Field assessment of a model tuberculosis outbreak response plan for low-incidence areas
- Equal contributors
1 Westat, Inc, Rockville, Maryland, USA
2 Francis J. Curry National Tuberculosis Center, San Francisco, California, USA
3 Division of Health, Idaho Department of Heath and Welfare, Boise, Idaho, USA
4 Public Health – Seattle & King County, Seattle Washington, USA
BMC Public Health 2007, 7:307 doi:10.1186/1471-2458-7-307Published: 26 October 2007
For a regional project in four low-incidence states, we designed a customizable tuberculosis outbreak response plan. Prior to dissemination of the plan, a tuberculosis outbreak occurred, presenting an opportunity to perform a field assessment of the plan. The purpose of the assessment was to ensure that the plan included essential elements to help public health professionals recognize and respond to outbreaks.

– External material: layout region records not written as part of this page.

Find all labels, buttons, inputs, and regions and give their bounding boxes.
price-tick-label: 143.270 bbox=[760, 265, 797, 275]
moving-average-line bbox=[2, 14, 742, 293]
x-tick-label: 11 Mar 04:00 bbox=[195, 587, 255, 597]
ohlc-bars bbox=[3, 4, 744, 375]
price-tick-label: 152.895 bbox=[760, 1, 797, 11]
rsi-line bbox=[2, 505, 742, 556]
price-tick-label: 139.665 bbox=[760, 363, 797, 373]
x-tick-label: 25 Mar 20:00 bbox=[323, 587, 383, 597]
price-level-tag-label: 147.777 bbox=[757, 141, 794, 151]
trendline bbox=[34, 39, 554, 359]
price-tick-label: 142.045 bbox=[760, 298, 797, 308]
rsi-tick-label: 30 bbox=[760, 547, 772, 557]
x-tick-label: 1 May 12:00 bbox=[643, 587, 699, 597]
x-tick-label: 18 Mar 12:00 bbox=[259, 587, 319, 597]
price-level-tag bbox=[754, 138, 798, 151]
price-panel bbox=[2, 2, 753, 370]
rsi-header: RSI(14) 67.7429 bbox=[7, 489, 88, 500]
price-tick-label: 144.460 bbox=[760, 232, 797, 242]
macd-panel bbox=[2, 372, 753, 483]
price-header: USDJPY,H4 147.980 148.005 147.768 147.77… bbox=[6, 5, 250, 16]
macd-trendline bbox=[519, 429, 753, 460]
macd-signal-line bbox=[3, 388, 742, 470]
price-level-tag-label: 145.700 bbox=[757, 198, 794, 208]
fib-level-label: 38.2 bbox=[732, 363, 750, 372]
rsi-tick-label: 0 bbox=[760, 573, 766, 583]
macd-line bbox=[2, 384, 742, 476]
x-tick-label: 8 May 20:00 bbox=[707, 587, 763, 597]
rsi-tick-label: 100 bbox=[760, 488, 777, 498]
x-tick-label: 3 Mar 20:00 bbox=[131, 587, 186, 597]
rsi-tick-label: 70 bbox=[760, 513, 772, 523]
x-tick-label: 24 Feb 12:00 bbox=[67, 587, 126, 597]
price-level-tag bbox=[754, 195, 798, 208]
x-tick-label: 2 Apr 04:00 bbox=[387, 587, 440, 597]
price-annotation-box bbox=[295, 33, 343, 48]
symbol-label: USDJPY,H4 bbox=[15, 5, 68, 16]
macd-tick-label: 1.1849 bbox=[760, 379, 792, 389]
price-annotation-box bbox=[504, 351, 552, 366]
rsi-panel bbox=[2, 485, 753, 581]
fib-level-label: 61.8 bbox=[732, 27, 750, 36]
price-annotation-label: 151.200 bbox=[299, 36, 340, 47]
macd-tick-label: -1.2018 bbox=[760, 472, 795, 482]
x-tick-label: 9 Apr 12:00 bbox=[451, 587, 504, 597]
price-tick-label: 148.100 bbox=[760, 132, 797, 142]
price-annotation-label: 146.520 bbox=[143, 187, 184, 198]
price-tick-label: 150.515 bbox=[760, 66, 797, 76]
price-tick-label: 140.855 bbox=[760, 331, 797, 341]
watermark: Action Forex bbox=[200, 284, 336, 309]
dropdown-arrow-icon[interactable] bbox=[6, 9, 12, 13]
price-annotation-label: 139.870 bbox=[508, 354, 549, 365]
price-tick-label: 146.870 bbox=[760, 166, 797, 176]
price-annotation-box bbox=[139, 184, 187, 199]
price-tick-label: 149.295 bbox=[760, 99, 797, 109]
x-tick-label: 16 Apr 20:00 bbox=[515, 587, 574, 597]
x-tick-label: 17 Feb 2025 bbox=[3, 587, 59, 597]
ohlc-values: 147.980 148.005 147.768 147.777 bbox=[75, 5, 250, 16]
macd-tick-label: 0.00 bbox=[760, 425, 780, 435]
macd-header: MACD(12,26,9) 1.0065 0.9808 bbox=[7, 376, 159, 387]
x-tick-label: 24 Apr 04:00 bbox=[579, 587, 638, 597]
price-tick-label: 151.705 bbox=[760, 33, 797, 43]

We designed a semi-structured questionnaire and interviewed all key stakeholders involved in the response. We used common themes to assess validity of and identify gaps in the plan. A subset of participants provided structured feedback on the plan.
We interviewed 11 public health and six community stakeholders. The assessment demonstrated that (1) almost all of the main response activities were reflected in the plan; (2) the plan added value by providing a definition of a tuberculosis outbreak and guidelines for communication and evaluation. These were areas that lacked written protocols during the actual outbreak response; and (3) basic education about tuberculosis and the interpretation and use of genotyping data were important needs. Stakeholders also suggested adding to the plan questions for evaluation and a section for specific steps to take when an outbreak is suspected.
An interactive field assessment of a programmatic tool revealed the value of a systematic outbreak response plan with a standard definition of a tuberculosis outbreak, guidelines for communication and evaluation, and response steps. The assessment highlighted the importance of education and training for tuberculosis in low-incidence areas.